DIP Platform TPC-DS Benchmark — Part 1. Batch ELT & Query Performance
Can a data platform prove its performance before you commit? We put DIP through the TPC-DS SF-100 standard benchmark. From batch ELT throughput to analytical query response times and concurrency limits—here are the numbers that speak for themselves.
Table of Contents
- Series Overview
- Key Results at a Glance
- 1. Benchmark Purpose and Background
- 2. Test Environment
- 3. Data Pipeline Architecture
- 4. Data Generation and Source Loading
- 5. Batch ELT: Spark → Iceberg Ingestion
- 6. Query Performance Benchmark
- 7. Issues and Resolutions
- 8. Overall Results Summary
- 9. Conclusion and Recommendations
Series Overview
This is a series that quantitatively validates the data processing capabilities of the DIP platform using the TPC-DS standard benchmark. The full benchmark is conducted in four stages, and this post covers the results of ① Batch ELT and ② Query Performance.

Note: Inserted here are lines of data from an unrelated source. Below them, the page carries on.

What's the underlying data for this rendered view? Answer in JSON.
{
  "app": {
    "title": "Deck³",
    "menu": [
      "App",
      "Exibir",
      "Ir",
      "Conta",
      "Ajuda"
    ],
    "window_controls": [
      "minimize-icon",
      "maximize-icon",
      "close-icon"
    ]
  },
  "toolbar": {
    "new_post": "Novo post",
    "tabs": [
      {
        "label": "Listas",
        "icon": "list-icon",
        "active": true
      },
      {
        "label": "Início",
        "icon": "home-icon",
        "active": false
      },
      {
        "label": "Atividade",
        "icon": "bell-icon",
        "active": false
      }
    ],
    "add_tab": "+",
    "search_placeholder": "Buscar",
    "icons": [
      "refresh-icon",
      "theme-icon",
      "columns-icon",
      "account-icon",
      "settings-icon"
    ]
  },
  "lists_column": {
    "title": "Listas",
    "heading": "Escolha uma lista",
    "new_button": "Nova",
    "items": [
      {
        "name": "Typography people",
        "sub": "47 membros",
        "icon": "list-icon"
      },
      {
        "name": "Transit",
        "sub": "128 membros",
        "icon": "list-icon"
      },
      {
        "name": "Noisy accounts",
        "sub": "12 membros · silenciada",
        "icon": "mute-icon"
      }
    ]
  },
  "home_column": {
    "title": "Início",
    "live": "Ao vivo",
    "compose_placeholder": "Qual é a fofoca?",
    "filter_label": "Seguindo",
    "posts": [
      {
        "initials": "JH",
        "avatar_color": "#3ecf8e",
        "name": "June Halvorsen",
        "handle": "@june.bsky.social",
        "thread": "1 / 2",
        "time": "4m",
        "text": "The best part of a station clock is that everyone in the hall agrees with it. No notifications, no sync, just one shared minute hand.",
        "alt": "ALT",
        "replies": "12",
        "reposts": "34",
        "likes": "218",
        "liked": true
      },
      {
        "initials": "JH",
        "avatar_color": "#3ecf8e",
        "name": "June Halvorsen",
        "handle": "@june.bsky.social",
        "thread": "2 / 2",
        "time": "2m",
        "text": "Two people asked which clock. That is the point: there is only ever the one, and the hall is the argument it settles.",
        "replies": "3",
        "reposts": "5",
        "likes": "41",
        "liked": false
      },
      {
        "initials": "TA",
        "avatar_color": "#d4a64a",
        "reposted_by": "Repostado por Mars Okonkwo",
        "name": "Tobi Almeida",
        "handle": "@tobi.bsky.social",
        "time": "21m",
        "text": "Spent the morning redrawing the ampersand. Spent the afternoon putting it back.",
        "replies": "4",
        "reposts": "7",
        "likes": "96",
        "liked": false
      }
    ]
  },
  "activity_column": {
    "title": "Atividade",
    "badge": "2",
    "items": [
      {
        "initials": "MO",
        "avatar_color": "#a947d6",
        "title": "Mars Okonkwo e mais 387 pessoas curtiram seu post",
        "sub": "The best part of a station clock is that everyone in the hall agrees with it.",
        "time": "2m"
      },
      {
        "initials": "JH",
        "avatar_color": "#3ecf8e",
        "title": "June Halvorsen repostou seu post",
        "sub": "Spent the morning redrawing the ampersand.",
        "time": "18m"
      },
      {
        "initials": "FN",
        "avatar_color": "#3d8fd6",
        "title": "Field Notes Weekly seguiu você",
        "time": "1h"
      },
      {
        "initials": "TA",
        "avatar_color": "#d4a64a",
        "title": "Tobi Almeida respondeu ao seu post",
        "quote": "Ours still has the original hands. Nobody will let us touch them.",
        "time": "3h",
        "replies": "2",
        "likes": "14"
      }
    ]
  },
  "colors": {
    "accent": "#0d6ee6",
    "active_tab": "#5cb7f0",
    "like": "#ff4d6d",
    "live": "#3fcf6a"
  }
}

| # | Test Area | DIP Components | Blog |
|---|---|---|---|
| ① | Batch ELT — Bulk data ingestion throughput | Spark → Iceberg → StarRocks | This post |
| ② | Query — Analytical query response time · Concurrency | StarRocks (Iceberg External Catalog) | This post |
| ③ | Kafka CDC — Real-time change data capture | Kafka Connect → Iceberg | Part 2 (upcoming) |
| ④ | OLake CDC — Lightweight CDC pipeline | OLake → Iceberg | Part 2 (upcoming) |
Part 2 will compare Kafka CDC and OLake CDC in terms of initial load speed, real-time latency, and operational convenience.
Key Results at a Glance
Batch ELT — 960M rows ingested in 54 min (296K rows/sec) · 3.3× faster than the 3-hour target
Query — 100% pass on all 99 TPC-DS queries, Geometric Mean 1.474s · 40× faster than the 60s target
QphDS@100 = 244,234 · Global top-tier for comparable specs · QphDS/$ ~60,900/hr (outstanding ROI)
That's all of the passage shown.